This document is meant to layout both the high level design of Kapacitor as well and discuss the details of the implementation.
It should be accessible to someone wanting to contribute to Kapacitor.
- Key Concepts
- Data Flow -- How data flows through Kapacitor
- TICKscript -- How TICKscript is implemented (not written yet)
- kapacitord/kapacitor -- How the daemon ties all the pieces together. (not written yet)
Kapacitor is a framework for processing time series data. It follows a flow based programing model. Data flows from node to node and each node is a black box process that can manipulate the data in any way. The data model used to transport data from node to node matches the schema used by InfluxDB, namely measurements, tags and fields. Nodes can be arranged in a directed acyclic graph (DAG).

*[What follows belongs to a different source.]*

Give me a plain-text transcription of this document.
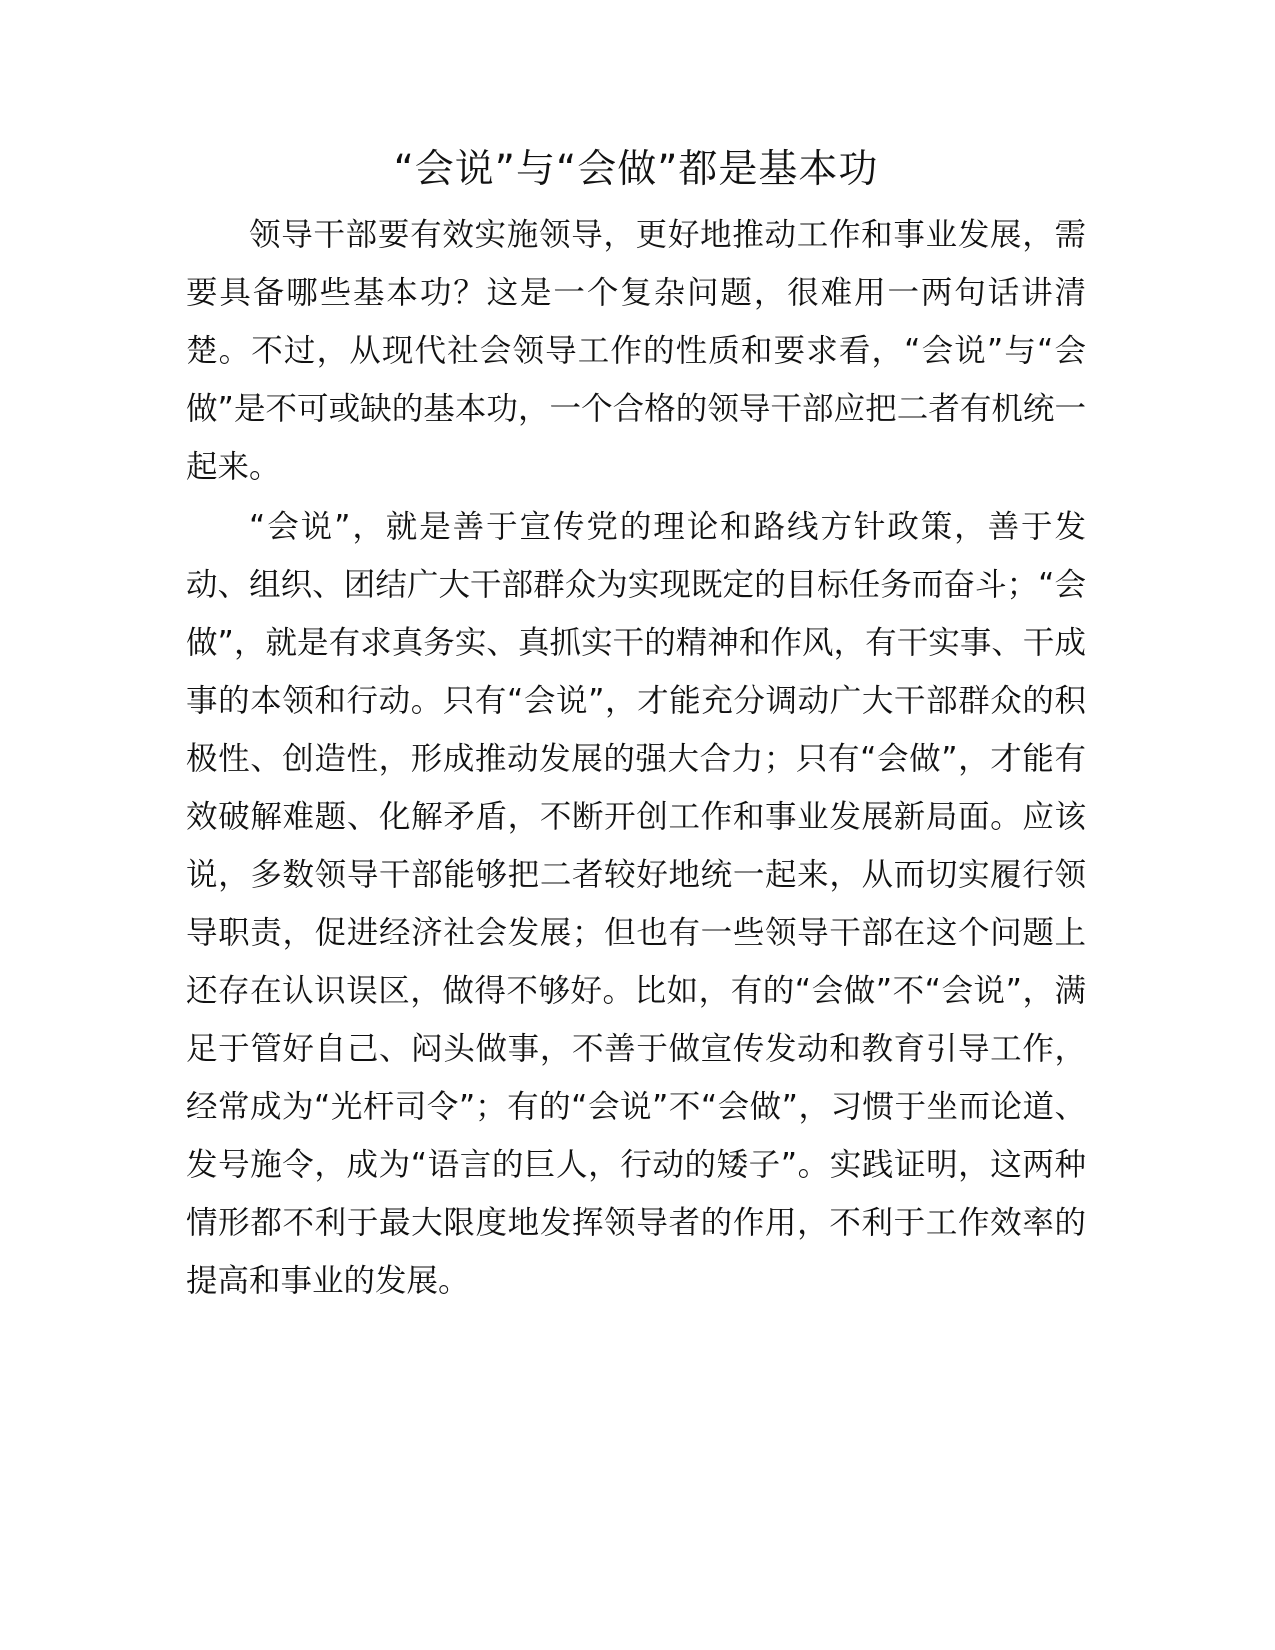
“会说”与“会做”都是基本功

领导干部要有效实施领导，更好地推动工作和事业发展，需要具备哪些基本功？这是一个复杂问题，很难用一两句话讲清楚。不过，从现代社会领导工作的性质和要求看，“会说”与“会做”是不可或缺的基本功，一个合格的领导干部应把二者有机统一起来。

“会说”，就是善于宣传党的理论和路线方针政策，善于发动、组织、团结广大干部群众为实现既定的目标任务而奋斗；“会做”，就是有求真务实、真抓实干的精神和作风，有干实事、干成事的本领和行动。只有“会说”，才能充分调动广大干部群众的积极性、创造性，形成推动发展的强大合力；只有“会做”，才能有效破解难题、化解矛盾，不断开创工作和事业发展新局面。应该说，多数领导干部能够把二者较好地统一起来，从而切实履行领导职责，促进经济社会发展；但也有一些领导干部在这个问题上还存在认识误区，做得不够好。比如，有的“会做”不“会说”，满足于管好自己、闷头做事，不善于做宣传发动和教育引导工作，经常成为“光杆司令”；有的“会说”不“会做”，习惯于坐而论道、发号施令，成为“语言的巨人，行动的矮子”。实践证明，这两种情形都不利于最大限度地发挥领导者的作用，不利于工作效率的提高和事业的发展。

Users define tasks for Kapacitor to run. A task defines a DAG of nodes that process the data. This task is defined via a DSL named TICKscript. To learn more about how to use and interact with Kapacitor see the docs.
A task defines a potentially infinite amount of work to be done. The amount work is determined by the data that is received by the task. Once the source data stream is closed the task is complete. It is normal for a task to never complete but rather run indefinitely. As a result, tasks can be in one of three states, disabled, enabled not executing, and enabled executing. An enabled task is not executing if it encountered an error or its data source was closed.
Data flows from node to node and each node is a black box that can process the data the however it sees fit. In order for a system like this to work the transport method and data model needs to be well defined.
The data model for transporting data has two types:
- Stream -- Data points are passed as single entities.
- Batch -- Data points are passed in groups of data.
A batch consists of a type that describes the common attributes of all data points within the batch and a list of all the individual data points.
A data point consists of a timestamp, a map of fields, and a map of tags. When data points are transfered as a stream not within the context of a batch they also contain information on their scope, i.e database, retention policy and measurement. This data model is schemaless in that the names of fields and tags are arbitrary and opaque to Kapacitor.
Lastly both batches and streamed data points contain information about the group they belong two if the data set has been grouped by any number of dimensions. More on that later.
Time is measured based on the timestamps of the data flowing through a node. If data flow stops so does time. If a node performs a transformation dependent on time then it is always consistent based on a given data set.
Kapacitor models data transfer along edges. An edge connects exactly two nodes and data flows from the parent node to the child node. There are two actions performed on an edge:
- Collect -- The parent presents a data point for the edge to consume.
- Emit -- The child retrieves a data point from the edge.
From the perspective of an edge data is collected from a parent and then emitted to a child. From the perspective of a node, data is pulled off from any number of parent edges and collected into any number of child edges. Nodes, not edges, control the flow of the data. Edges simply provide the transport mechanism. Meaning that if a child node stops pulling data from its parent edge, data flow stops.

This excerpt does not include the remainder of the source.